Я попытался воссоздать наши отношения с её точки зрения. Воспоминания, в которых я вовсе не был уверен, лились потоком: день, когда мы самовольно вселились в наш дом и всю ночь потом не спали, вздрагивая при каждом шорохе, потому что в любой момент нас оттуда могла вышвырнуть служба охраны. Я написал про её беременность и рождение Джейми — как она сначала боялась, пока роды не начались, и как разревелась от радости, взяв на руки багрового орущего младенца. Я написал, как однажды нам домой позвонил какой-то настойчивый коммивояжер, а она прикинулась абсолютной дурой. «Чё эта?» — мычала она на каждый вопрос, а бедолага вынужден был раз за разом повторять одно и то же. А ещё её как-то остановил на Кингз-роуд человек — из тех, что выманивают у людей инвестиции, — а она притворилась глухонемой и размахивала руками, имитируя язык жестов.
Мои пальцы всё стучали и стучали по клавиатуре. Коллеги-учителя, уборщицы и дневной свет давно ушли отдыхать; в тёмном классе остался один я, на фоне светящегося дисплея. Я не был согласен с её оценками моих ошибок и неудач, но аккуратно внёс их в документ. Я решительно настроился воспроизвести нашу жизнь с её точки зрения. Наконец добрался до нынешних дней. Первый набросок краткой биографии Мэдди заканчивался её разрывом с Ральфом и скорбью по ушедшему свекру. Я был почти так же растроган описанием переживаний Мадлен, как был растроган её чувствами в реальности.
Всего пару часов я пытался посмотреть на мир её глазами, а в моём мозгу словно образовалось дополнительное полушарие. Не могу сказать, что теперь я полностью понимал Мэдди, но по крайней мере нащупал нужный путь.
Мы спорили по пустякам, и я приходил в бешенство от её абсолютно нелогичных заключений.
— Что с тобой? — спрашивал я, когда уже невозможно было игнорировать её многозначительные вздохи.
— Это неважно, — неискренне отвечала она.
— Нет, это, разумеется, важно, — настаивал я с эмоциональной чувствительностью доктора Спока. — Если что-то не так, просто скажи мне.
— Об этом не нужно говорить — ты должен сам догадаться.
Я злился и обижался — и потому что она сердилась на меня, и потому что я не оправдывал её надежд и не стал цирковым магом с выдающимися телепатическими способностями.
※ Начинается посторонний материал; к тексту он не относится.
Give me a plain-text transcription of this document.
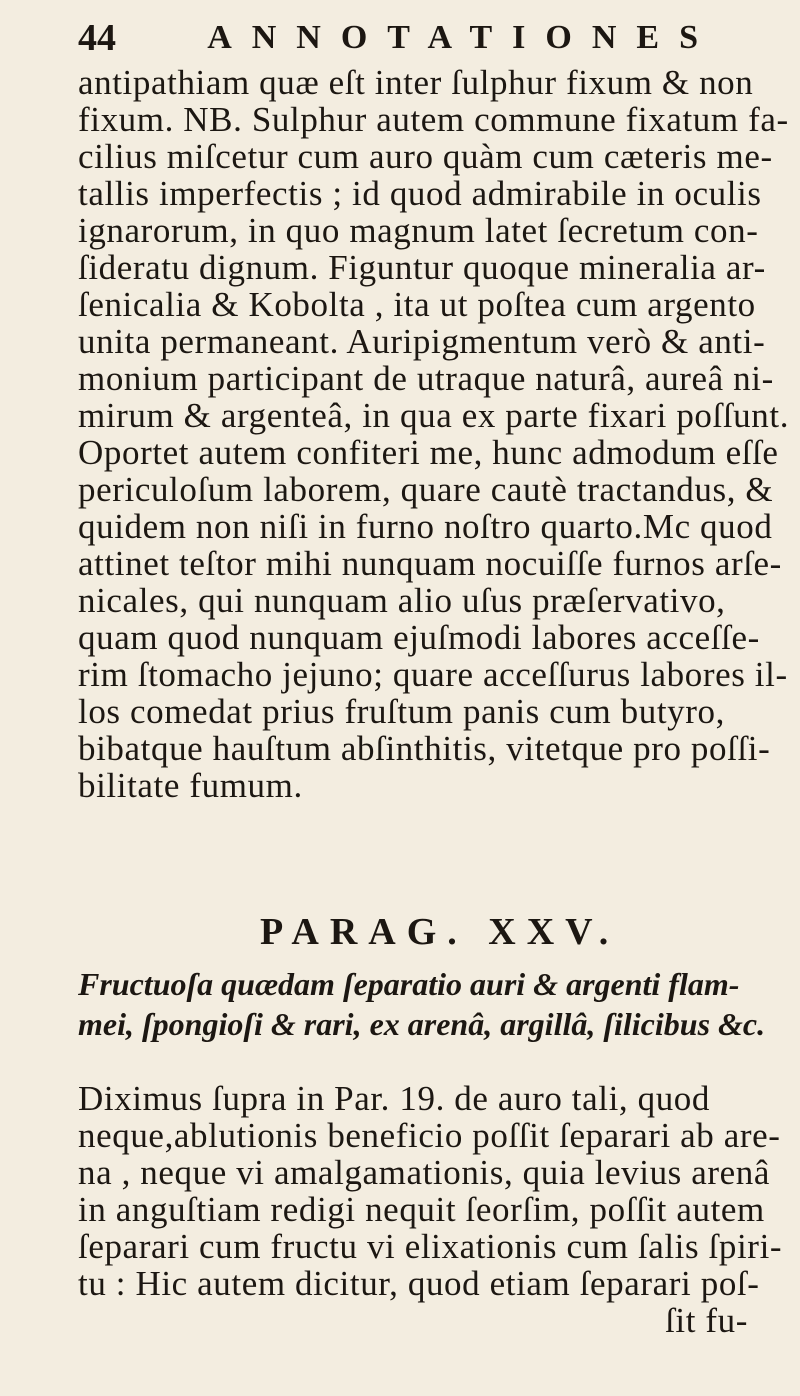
44	ANNOTATIONES
antipathiam quæ eſt inter ſulphur fixum & non
fixum. NB. Sulphur autem commune fixatum fa-
cilius miſcetur cum auro quàm cum cæteris me-
tallis imperfectis ; id quod admirabile in oculis
ignarorum, in quo magnum latet ſecretum con-
ſideratu dignum. Figuntur quoque mineralia ar-
ſenicalia & Kobolta , ita ut poſtea cum argento
unita permaneant. Auripigmentum verò & anti-
monium participant de utraque naturâ, aureâ ni-
mirum & argenteâ, in qua ex parte fixari poſſunt.
Oportet autem confiteri me, hunc admodum eſſe
periculoſum laborem, quare cautè tractandus, &
quidem non niſi in furno noſtro quarto.Mc quod
attinet teſtor mihi nunquam nocuiſſe furnos arſe-
nicales, qui nunquam alio uſus præſervativo,
quam quod nunquam ejuſmodi labores acceſſe-
rim ſtomacho jejuno; quare acceſſurus labores il-
los comedat prius fruſtum panis cum butyro,
bibatque hauſtum abſinthitis, vitetque pro poſſi-
bilitate fumum.
PARAG. XXV.
Fructuoſa quædam ſeparatio auri & argenti flam-
mei, ſpongioſi & rari, ex arenâ, argillâ, ſilicibus &c.
Diximus ſupra in Par. 19. de auro tali, quod
neque,ablutionis beneficio poſſit ſeparari ab are-
na , neque vi amalgamationis, quia levius arenâ
in anguſtiam redigi nequit ſeorſim, poſſit autem
ſeparari cum fructu vi elixationis cum ſalis ſpiri-
tu : Hic autem dicitur, quod etiam ſeparari poſ-
ſit fu-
Но сейчас я, кажется, понимал, что она имела в виду. «Об этом не нужно говорить — ты должен сам догадаться». Мэдди пыталась сказать: «Ты хоть раз попытался взглянуть на мир с моей точки зрения?»
На похоронах она была такая тихая, задумчивая и растерянная. Она, конечно, печалилась о моём отце, да и разрыв с Ральфом стал, должно быть, неприятным переживанием, но её явно беспокоило что-то ещё: она не реагировала на уговоры пожилых родственников попробовать сэндвичи с яйцом, не отзывалась на их восторги по поводу того, как выросли дети. В какой-то момент мне удалось застать её в кухне и я спросил, как она себя чувствует.